Thursday, April 9, 2009

In Stores Now: Now We Can See by the Thermals




Illustration from Old Moore's Almanack, 1910

I've seen the Thermals perform live twice. The first time, they were the opening act for the All Girl Summer Fun Band at a tiny, under-attended show. The Thermals first record, More Parts Per Million had just come out, and I think they played every song from it. The set lasted about 20 minutes. Afterward, singer Hutch Harris sold me an album he and his bassist/girlfriend Kathy Foster had recorded together at home prior to the (also home-recorded) Thermals debut. Entitled Hutch & Kathy, he described it as a "Simon & Garfunkel sort of thing." I didn't buy the debut of Hutch's punkier Thermals until a year later. By the time I saw them a second time, this time as the opening act on the final Guided By Voices tour, they had a second album out and could still somehow play every song they know in under half an hour.

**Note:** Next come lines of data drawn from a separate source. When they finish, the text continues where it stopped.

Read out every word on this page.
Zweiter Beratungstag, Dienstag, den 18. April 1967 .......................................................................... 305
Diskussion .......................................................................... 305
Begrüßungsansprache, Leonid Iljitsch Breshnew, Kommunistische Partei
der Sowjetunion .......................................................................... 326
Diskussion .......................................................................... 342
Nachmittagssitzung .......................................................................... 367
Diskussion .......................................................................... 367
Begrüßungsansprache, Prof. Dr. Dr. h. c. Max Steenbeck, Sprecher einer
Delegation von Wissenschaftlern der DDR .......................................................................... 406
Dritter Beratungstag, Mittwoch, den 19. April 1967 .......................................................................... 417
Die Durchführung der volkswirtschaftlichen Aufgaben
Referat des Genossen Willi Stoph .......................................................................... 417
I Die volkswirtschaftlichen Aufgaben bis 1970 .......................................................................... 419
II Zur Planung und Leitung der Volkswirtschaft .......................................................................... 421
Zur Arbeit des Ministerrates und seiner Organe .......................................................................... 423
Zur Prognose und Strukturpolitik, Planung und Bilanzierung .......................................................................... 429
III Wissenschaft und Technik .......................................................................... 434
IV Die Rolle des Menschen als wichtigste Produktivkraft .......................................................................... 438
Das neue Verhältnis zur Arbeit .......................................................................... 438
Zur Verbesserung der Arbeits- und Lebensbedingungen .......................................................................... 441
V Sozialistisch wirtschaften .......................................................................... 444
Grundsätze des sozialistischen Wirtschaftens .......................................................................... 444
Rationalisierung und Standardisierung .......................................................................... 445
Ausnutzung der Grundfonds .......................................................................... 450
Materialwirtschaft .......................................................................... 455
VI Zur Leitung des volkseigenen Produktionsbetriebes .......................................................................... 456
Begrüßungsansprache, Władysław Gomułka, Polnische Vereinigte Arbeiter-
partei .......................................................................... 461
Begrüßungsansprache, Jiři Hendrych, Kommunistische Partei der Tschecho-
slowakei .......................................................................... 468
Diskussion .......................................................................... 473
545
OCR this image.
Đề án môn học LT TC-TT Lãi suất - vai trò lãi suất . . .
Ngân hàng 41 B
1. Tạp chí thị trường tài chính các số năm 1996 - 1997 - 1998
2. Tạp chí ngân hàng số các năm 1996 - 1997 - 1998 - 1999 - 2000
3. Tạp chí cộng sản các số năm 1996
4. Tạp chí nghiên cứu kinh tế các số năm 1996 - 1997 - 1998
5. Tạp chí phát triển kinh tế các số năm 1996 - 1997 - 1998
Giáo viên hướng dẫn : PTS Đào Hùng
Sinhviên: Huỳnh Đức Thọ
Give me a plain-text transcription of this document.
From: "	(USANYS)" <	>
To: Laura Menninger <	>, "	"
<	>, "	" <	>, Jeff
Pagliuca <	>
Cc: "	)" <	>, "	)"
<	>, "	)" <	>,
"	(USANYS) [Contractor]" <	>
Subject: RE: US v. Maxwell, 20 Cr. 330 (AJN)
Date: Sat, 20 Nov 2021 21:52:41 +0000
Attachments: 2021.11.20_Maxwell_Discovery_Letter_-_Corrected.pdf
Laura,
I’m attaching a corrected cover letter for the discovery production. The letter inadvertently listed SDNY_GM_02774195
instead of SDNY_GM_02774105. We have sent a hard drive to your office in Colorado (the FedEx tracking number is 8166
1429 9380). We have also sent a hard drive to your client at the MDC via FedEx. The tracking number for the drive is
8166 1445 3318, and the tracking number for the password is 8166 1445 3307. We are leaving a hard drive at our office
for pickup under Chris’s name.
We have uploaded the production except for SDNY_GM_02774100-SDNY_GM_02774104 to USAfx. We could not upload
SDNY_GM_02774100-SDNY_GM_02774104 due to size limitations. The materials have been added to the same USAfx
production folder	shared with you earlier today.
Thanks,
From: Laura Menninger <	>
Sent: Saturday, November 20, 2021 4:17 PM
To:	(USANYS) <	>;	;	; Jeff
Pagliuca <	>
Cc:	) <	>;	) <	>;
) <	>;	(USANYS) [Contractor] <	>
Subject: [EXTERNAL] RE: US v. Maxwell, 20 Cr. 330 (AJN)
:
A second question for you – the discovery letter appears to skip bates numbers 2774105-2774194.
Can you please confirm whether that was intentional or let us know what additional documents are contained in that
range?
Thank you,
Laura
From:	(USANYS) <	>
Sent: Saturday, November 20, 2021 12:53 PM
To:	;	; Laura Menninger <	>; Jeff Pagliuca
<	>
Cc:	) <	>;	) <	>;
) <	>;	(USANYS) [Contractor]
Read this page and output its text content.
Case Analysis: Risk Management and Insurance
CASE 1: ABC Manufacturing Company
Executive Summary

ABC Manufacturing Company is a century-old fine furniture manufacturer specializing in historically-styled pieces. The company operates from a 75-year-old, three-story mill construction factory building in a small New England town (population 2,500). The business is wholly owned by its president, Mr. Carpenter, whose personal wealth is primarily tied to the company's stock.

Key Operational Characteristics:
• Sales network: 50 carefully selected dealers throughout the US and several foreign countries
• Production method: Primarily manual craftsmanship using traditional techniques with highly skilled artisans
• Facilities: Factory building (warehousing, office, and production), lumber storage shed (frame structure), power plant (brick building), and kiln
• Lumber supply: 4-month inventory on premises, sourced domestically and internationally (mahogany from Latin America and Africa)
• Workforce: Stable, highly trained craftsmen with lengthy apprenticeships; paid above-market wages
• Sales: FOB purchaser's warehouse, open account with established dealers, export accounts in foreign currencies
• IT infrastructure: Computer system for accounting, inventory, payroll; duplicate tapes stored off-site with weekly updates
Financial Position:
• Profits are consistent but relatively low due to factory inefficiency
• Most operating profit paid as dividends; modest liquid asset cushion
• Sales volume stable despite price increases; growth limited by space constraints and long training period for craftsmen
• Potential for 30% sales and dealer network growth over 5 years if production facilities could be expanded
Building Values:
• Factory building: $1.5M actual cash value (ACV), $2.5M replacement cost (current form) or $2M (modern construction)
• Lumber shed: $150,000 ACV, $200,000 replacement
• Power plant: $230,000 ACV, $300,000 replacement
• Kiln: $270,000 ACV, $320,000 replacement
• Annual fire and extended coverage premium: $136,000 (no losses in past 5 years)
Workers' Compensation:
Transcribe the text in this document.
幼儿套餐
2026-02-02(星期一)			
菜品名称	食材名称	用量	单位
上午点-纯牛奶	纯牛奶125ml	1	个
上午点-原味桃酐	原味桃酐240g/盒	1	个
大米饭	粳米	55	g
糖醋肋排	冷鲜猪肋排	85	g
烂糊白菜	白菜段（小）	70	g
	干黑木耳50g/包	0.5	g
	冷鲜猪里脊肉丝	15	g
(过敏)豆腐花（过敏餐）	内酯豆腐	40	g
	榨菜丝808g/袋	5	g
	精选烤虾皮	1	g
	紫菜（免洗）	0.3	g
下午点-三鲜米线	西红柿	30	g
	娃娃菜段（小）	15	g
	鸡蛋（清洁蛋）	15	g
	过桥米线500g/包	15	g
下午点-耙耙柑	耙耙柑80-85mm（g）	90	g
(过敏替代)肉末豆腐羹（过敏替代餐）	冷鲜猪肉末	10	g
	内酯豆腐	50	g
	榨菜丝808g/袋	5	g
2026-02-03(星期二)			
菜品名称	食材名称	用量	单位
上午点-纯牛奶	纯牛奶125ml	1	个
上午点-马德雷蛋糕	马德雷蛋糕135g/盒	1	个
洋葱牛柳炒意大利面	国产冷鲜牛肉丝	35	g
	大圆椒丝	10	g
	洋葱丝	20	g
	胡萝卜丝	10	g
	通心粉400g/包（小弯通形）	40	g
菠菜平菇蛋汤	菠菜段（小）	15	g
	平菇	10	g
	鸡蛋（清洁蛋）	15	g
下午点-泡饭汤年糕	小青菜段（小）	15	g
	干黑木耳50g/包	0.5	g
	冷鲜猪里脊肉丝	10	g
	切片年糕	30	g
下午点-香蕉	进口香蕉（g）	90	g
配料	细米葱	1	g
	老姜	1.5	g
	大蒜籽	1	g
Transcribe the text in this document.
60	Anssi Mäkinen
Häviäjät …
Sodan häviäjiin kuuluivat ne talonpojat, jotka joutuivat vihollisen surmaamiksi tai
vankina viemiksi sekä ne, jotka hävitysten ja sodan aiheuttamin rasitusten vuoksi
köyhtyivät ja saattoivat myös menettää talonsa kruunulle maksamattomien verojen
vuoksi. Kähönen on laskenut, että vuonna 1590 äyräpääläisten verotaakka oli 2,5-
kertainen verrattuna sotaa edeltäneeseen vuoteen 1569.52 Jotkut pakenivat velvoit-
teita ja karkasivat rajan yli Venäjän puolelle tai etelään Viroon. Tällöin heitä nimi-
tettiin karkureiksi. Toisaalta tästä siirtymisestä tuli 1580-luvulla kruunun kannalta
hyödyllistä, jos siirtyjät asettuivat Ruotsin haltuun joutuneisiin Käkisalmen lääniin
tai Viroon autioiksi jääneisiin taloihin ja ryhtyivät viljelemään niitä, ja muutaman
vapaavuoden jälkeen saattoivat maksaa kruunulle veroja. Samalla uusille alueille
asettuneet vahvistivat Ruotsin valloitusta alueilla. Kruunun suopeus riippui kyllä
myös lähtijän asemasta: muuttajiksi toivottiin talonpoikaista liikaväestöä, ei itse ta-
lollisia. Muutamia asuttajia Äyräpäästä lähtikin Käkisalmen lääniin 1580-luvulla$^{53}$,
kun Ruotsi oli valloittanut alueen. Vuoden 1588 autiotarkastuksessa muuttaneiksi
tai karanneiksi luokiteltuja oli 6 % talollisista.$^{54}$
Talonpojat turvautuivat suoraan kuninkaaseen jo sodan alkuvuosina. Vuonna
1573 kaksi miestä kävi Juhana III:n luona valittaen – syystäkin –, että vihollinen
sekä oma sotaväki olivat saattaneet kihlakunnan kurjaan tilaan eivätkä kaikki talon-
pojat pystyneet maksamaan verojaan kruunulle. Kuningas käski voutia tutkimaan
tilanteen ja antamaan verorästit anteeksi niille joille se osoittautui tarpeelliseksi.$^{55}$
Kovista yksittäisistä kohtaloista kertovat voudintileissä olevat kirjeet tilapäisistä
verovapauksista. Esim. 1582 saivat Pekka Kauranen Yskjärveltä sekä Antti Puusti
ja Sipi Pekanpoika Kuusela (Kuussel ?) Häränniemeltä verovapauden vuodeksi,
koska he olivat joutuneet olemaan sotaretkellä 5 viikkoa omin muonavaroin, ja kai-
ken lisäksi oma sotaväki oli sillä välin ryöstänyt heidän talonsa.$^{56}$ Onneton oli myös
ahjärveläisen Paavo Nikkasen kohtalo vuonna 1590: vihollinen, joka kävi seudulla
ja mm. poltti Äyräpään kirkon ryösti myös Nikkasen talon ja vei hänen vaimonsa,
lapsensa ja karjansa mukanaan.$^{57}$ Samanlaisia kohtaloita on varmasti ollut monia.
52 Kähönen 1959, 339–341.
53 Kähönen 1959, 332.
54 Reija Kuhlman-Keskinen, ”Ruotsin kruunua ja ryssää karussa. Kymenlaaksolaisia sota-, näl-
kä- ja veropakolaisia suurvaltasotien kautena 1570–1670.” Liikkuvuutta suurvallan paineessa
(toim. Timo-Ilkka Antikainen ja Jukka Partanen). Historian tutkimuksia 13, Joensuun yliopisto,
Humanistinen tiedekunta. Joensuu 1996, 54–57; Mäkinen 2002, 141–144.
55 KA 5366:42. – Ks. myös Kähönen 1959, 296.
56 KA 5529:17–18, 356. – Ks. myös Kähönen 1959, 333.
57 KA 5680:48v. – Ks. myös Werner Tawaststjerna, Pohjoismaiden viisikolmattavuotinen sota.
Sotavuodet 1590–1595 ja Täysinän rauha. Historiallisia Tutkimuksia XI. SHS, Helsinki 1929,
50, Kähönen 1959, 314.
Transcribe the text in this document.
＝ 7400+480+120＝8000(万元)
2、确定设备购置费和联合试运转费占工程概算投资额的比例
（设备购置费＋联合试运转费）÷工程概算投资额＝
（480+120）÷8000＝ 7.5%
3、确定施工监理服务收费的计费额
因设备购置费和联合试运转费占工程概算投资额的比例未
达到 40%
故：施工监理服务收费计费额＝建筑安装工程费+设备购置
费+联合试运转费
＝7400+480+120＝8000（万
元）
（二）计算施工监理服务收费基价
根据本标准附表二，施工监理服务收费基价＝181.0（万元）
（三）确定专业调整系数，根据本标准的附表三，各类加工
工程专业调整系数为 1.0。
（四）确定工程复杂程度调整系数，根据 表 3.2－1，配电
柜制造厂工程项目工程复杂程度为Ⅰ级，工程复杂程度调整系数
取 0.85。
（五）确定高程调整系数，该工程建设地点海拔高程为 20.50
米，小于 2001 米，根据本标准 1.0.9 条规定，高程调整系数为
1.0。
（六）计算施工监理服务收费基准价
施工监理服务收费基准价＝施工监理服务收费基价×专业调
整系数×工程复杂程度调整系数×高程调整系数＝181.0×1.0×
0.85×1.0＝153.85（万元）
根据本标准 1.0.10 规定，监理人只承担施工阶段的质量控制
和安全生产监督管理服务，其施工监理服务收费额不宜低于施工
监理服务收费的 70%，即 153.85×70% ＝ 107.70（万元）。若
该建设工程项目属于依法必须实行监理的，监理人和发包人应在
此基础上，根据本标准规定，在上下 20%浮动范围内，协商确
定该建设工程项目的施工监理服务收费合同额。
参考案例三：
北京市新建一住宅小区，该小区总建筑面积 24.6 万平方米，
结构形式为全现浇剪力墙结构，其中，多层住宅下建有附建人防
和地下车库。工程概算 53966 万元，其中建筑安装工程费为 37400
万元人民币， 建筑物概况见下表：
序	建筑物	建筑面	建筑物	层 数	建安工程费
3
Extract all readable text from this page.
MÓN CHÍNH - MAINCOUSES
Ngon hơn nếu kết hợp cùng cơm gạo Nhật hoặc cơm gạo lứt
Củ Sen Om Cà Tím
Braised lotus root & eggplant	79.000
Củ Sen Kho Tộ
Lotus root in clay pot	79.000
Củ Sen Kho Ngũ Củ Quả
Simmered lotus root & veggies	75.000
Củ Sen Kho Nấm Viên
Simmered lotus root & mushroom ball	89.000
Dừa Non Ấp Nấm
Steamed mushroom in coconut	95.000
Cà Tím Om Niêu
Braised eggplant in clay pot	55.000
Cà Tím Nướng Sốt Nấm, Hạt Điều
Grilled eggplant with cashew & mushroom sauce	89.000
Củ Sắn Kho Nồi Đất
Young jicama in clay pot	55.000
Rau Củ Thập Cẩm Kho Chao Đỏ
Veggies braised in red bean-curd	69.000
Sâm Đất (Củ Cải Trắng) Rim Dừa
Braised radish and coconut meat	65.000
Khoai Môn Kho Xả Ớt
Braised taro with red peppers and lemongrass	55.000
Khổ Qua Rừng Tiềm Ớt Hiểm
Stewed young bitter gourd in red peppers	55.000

The Thermals have just released their fourth album, Now We Can See, and it's almost shocking how far they have moved from the trashy DIY punk-pop of their debut. You can tell that this one was not recorded at a total cost of $10, but the Thermals have lost none of their engaging energy - they just focus it in a cleaner power-pop direction now. Thermals albums have always been about "an issue", the first three having been about the modern music scene, US politics, and the role of religion, respectively. Now We Can See is about death, a set of songs about life sung from the point of view of a dead person. It's hard to miss the theme when the first four songs are called "When I Died", "We Were Sick", "I Let It Go", and "Now We Can See". The progression is pretty clear, and Harris and Foster (the only musicians who play on the record) sing about life's regrets, the fear of (and embrace of) oblivion, shifting perspectives, and acceptance of change. The theme is not always as compelling as the religion-oriented material of their last album The Body The Blood The Machine, and there is no single song as good as that album's "Return to the Fold", but Now We Can See is easily their most consistent and hook-oriented work to date.

A few new ingredients are introduced this time around, the best being Kathy Foster's vocals, which work so well in combination with Hutch's elastic yelping. "We Were Sick" and "Now We Can See" make particularly good use of her backing vocals, and they provide a nice counterpoint for the times when Hutch's voice is front and center. The album has plenty fully-formed pop songs ("Now We Can See"), GBV-esque sketches ("Liquid In, Liquid Out"), and even an atmospheric epic ("At the Bottom of the Sea"). My favorite song on the record may be "You Dissolve" - it features excellent cymbal-heavy drumming by Foster and a staccato piano riff that is one of the album's many power-pop touchpoints. Foster also joins in on the vocals of the final chorus, happily singing about the final dissolution of the soul. What a way to die.